At the end of May, the developers added a “content” update that introduced daily quests and challenges which rewards players with lootboxes and cosmetics, something I lamented at the time as adding “chores” to the game. Logging in to do a daily quest in order to get your lootbox can quickly become habit forming, and challenges to unlock a cosmetic item were a box-ticking exercise, it felt manipulative: Keep playing, there’s more loot, keep playing, there’s more cosmetics, keep playing, there’s more achievements. This is something that I believe players and developers alike need to be aware of, that putting systems in a game that rewards addictive play will sooner or later burn those players out, and make them resent the game for the experience.
The Steam user with hundreds or sometimes even thousands of hours sunk into a game leaving a negative review? I can understand that, and sympathise greatly with those players, because I feel that we are still in uncharted territory with knowledge of how games can manipulate players, and with more games that seem to demand more of us, the prospect of more games as “Live Services” that demand more and more of our time? We are going to see more players frustrated, burned out, and feeling resentful of games that they initially enjoyed. And I sympathise, because that was me.
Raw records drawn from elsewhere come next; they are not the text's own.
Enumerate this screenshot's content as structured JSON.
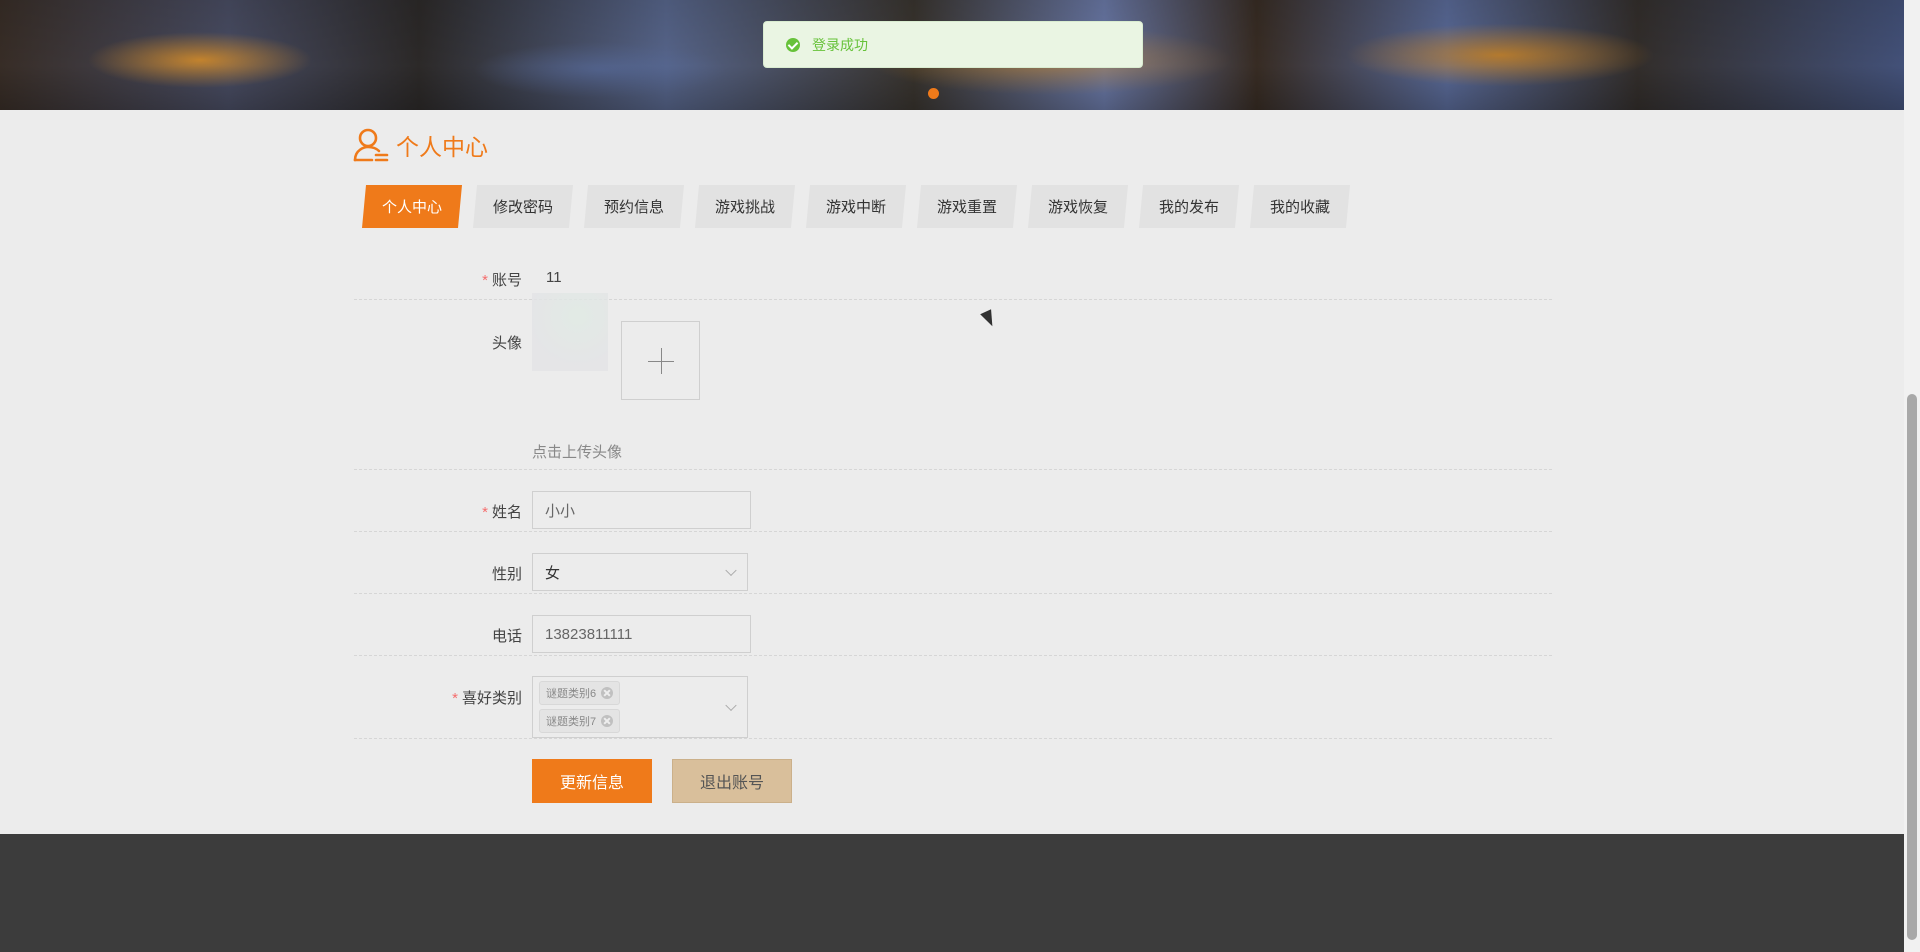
{
  "banner": {
    "active_dot": 1
  },
  "toast": {
    "message": "登录成功",
    "icon": "check-circle-icon",
    "color": "#67c23a"
  },
  "page": {
    "title": "个人中心",
    "title_icon": "user-center-icon",
    "accent": "#ef7a1a"
  },
  "tabs": [
    {
      "label": "个人中心",
      "active": true
    },
    {
      "label": "修改密码"
    },
    {
      "label": "预约信息"
    },
    {
      "label": "游戏挑战"
    },
    {
      "label": "游戏中断"
    },
    {
      "label": "游戏重置"
    },
    {
      "label": "游戏恢复"
    },
    {
      "label": "我的发布"
    },
    {
      "label": "我的收藏"
    }
  ],
  "form": {
    "account": {
      "label": "账号",
      "value": "11",
      "required": true
    },
    "avatar": {
      "label": "头像",
      "hint": "点击上传头像",
      "upload_icon": "plus-icon"
    },
    "name": {
      "label": "姓名",
      "value": "小小",
      "required": true
    },
    "gender": {
      "label": "性别",
      "value": "女"
    },
    "phone": {
      "label": "电话",
      "value": "13823811111"
    },
    "preference": {
      "label": "喜好类别",
      "required": true,
      "tags": [
        "谜题类别6",
        "谜题类别7"
      ]
    }
  },
  "actions": {
    "update_label": "更新信息",
    "logout_label": "退出账号"
  }
}
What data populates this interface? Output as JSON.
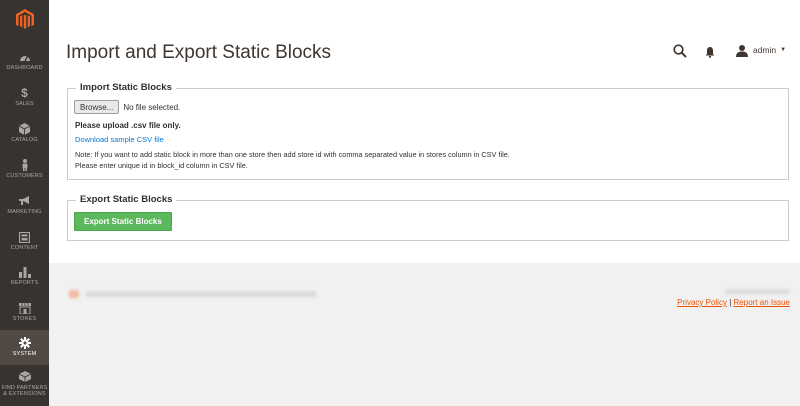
{
  "sidebar": {
    "items": [
      {
        "label": "DASHBOARD",
        "icon": "dashboard-icon"
      },
      {
        "label": "SALES",
        "icon": "dollar-icon"
      },
      {
        "label": "CATALOG",
        "icon": "cube-icon"
      },
      {
        "label": "CUSTOMERS",
        "icon": "person-icon"
      },
      {
        "label": "MARKETING",
        "icon": "megaphone-icon"
      },
      {
        "label": "CONTENT",
        "icon": "content-icon"
      },
      {
        "label": "REPORTS",
        "icon": "bar-chart-icon"
      },
      {
        "label": "STORES",
        "icon": "store-icon"
      },
      {
        "label": "SYSTEM",
        "icon": "gear-icon"
      },
      {
        "label_line1": "FIND PARTNERS",
        "label_line2": "& EXTENSIONS",
        "icon": "partners-icon"
      }
    ],
    "active": "SYSTEM",
    "logo": "magento-logo-icon"
  },
  "header": {
    "title": "Import and Export Static Blocks",
    "user": "admin"
  },
  "import": {
    "legend": "Import Static Blocks",
    "browse_label": "Browse...",
    "file_status": "No file selected.",
    "upload_note": "Please upload .csv file only.",
    "sample_link": "Download sample CSV file",
    "note_line1": "Note: If you want to add static block in more than one store then add store id with comma separated value in stores column in CSV file.",
    "note_line2": "Please enter unique id in block_id column in CSV file."
  },
  "export": {
    "legend": "Export Static Blocks",
    "button_label": "Export Static Blocks"
  },
  "footer": {
    "privacy": "Privacy Policy",
    "separator": "|",
    "report": "Report an Issue"
  },
  "colors": {
    "sidebar_bg": "#373330",
    "sidebar_active": "#514943",
    "accent": "#eb5202",
    "button_green": "#5cb85c",
    "link_blue": "#007bdb"
  }
}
That player with over 600 hours in a game they left a scathingly angry negative review of? That was me. 3 years ago. On the store page of Payday 2. Angry with the addition of microtransactions, frustrated by the constant stream of weapon pack DLC, and burned out by the loot system. I’ve got nowhere near the amount of hours put into Vermintide 2, and I am already conscious of the burn-out that’s set in for me thus far, so I’m probably going to quietly uninstall it and move on before long. I probably won’t be leaving a review this time. But the players with hundreds of hours of play who already have? I sure as hell get it.